My husband was incredibly patient with me. I had to relearn how to do alot of things to keep the pain tolerable. And this was one of them. But we found non elivating ways to find eachother again. He's had to make so many changes and eventually we found a new normal. I think I'm very blessed to have him. And even more blessed cause he was in for the long haul.

Please understand that this has such a devasting effect on us. That we feel the signifcant other deserves better than we can give them. And we try to release them of the vows they took or condone them having an outside relationship for that part of life. But it hurts tremdously when they bale on us. Even though were pushing them away.


04/06/2010 11:13 AM
rsdcrpsfire
rsdcrpsfire  
Posts: 2023
VIP Member
I'm an Advocate

Cant

You have not offended me either. I am not certain, but I don't think younger members would be offended either. This may be something in their own futures they can learn to have a heads up on now.

I've been married nearly 24 years. The injury that caused my CRPS occurred when I was 32, I'm 41 now. This is an important topic. I don't think you are a bad person at all.

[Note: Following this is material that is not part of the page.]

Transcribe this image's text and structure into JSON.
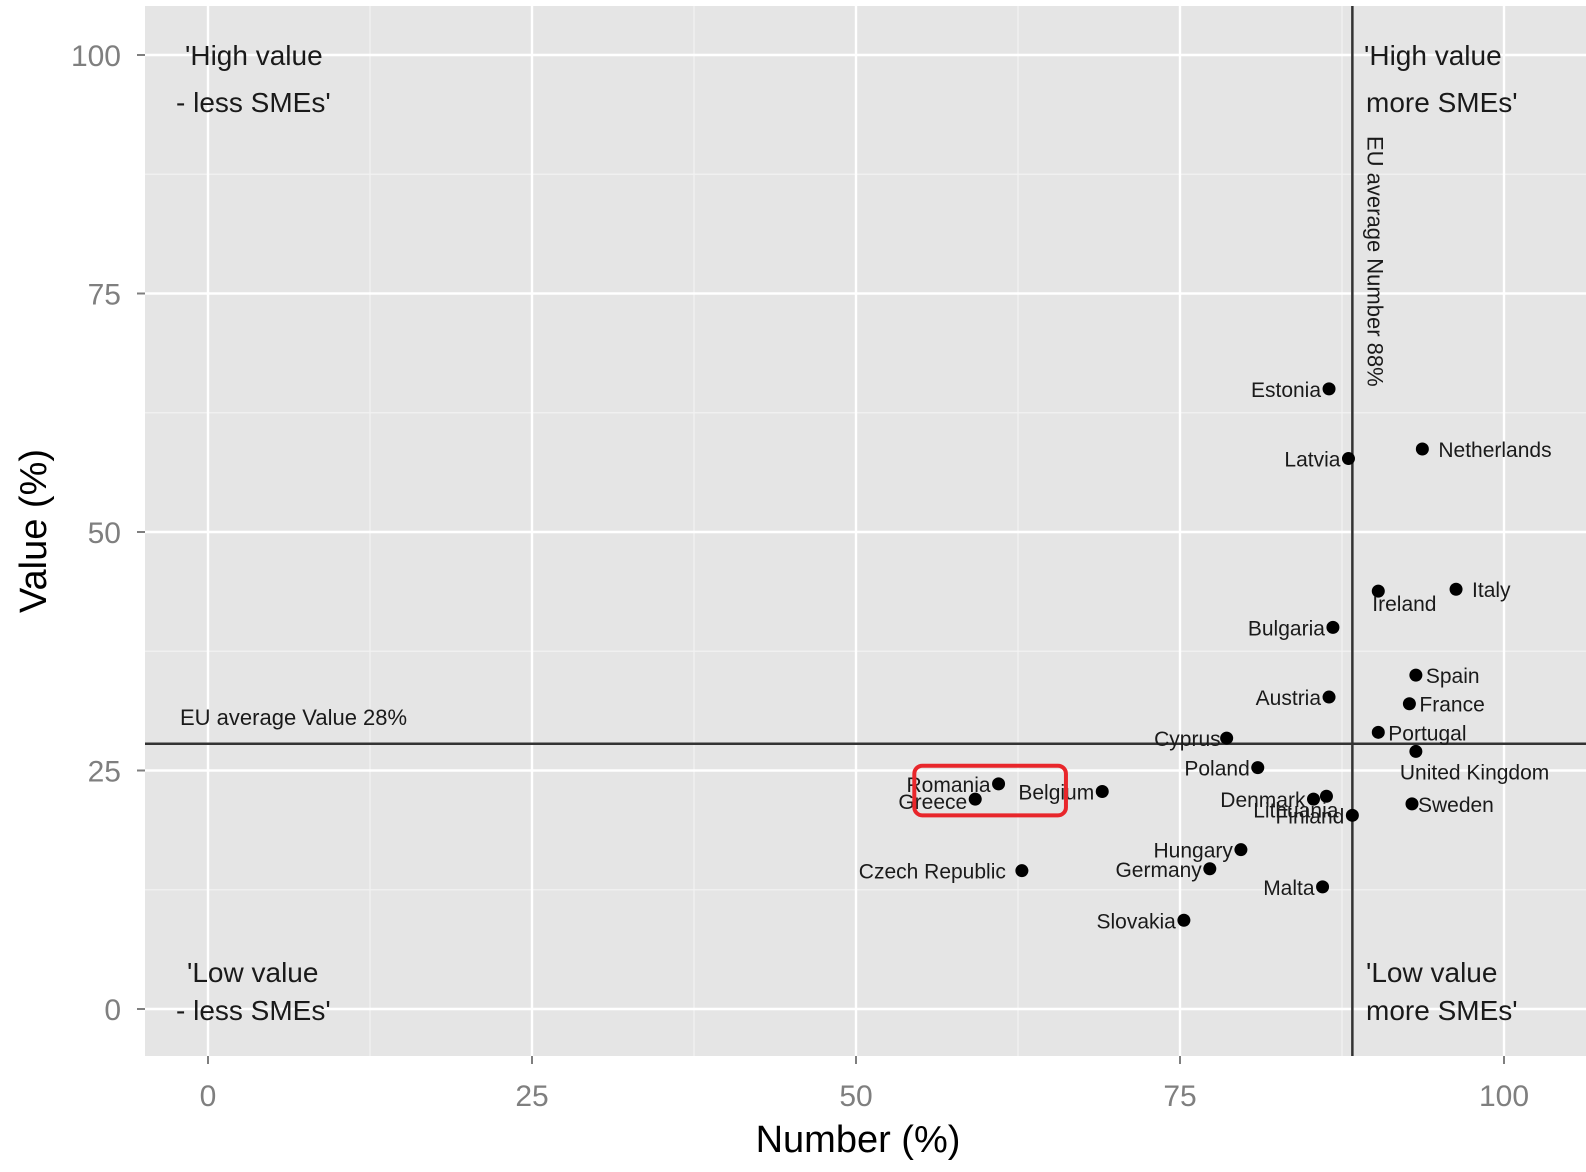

It takes courage to seek help. He may still be in denial and that may last a long time. It seems his sole focus is his injury and his pain. We've all been there. I hope that eventually he will re evaluate his feelings and emotions and maybe you can alter yours a bit too so that the two of you can come together again in some happiness and intimacy.

This illness does take an awful lot out of us. It's consuming more than not. Our other half's (spouses, significant others) often suffer just as much as a result.

In a way it's the ultimate test, in another way, it's just not fair at all.

There's so much he can try to do for you to help ease your frustrations, he just isn't focused on it yet. Again all he's seemingly focused on is pain and more than likely how life has drastically changed. It may take much more time.